If anyone can tell me where the heck this is, Id really appreciate it. The only JBR Amwaj I can think of is that one Amwaj Rotana near the end of the walk by Coco's restaurant... and in front of the Sheraton JBR Walk. Help! 

EDIT: Oh crap, I cant edit the title anymore.. I was going to put the name of the restaurant on there but couldnt remember the spelling, so left it blank. If admin can add "Gulnaz" after the where is would be great! Thx.


----------



## Jumeirah Jim (Jan 24, 2011)

JBR Amwaj is the farthest section of JBR from Dubai it's at the Jebel Ali end of the Marina. Amwajn Rotana is in the same block. The Point, where I think the restaurant you are looking for is on the Marina side of the road from amwaj I.e one block back from the JBR walk/beach. It's next to Marina Promenade. 

New restaurant by the sound of it. Would like to hear what you think of it.


----------



## Nightshadow (Sep 21, 2010)

Jumeirah Jim said:


> JBR Amwaj is the farthest section of JBR from Dubai it's at the Jebel Ali end of the Marina. Amwajn Rotana is in the same block. The Point, where I think the restaurant you are looking for is on the Marina side of the road from amwaj I.e one block back from the JBR walk/beach. It's next to Marina Promenade.
> 
> New restaurant by the sound of it.

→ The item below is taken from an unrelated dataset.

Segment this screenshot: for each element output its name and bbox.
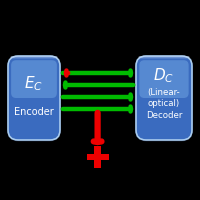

Would like to hear what you think of it.


Thank for your help sir!


----------



## desertdude (Nov 22, 2010)

" + " marks the spot for Amwaj 4 atleast 

Wikimapia - Let's describe the whole world!

If your GPS savy and your unit can take cordinates just take the Lat and Lon fron the URL and punch it into your GPS

In this case it would be lat (N) 25.0732 lon (E) 55.1316

Cheers


----------



## Nightshadow (Sep 21, 2010)

Thanks for the help guys! The restaurant is amazing... absolutely delicious food. I cant wait to go back again.


----------



## lookingforsmth (Nov 23, 2010)

hehe.. Nightshadow, that's actually kazakh-uzbek restaurant.. )) glad you liked it.. what did you eat?
and i'm ashamed to admit I haven't visited it yet ((


----------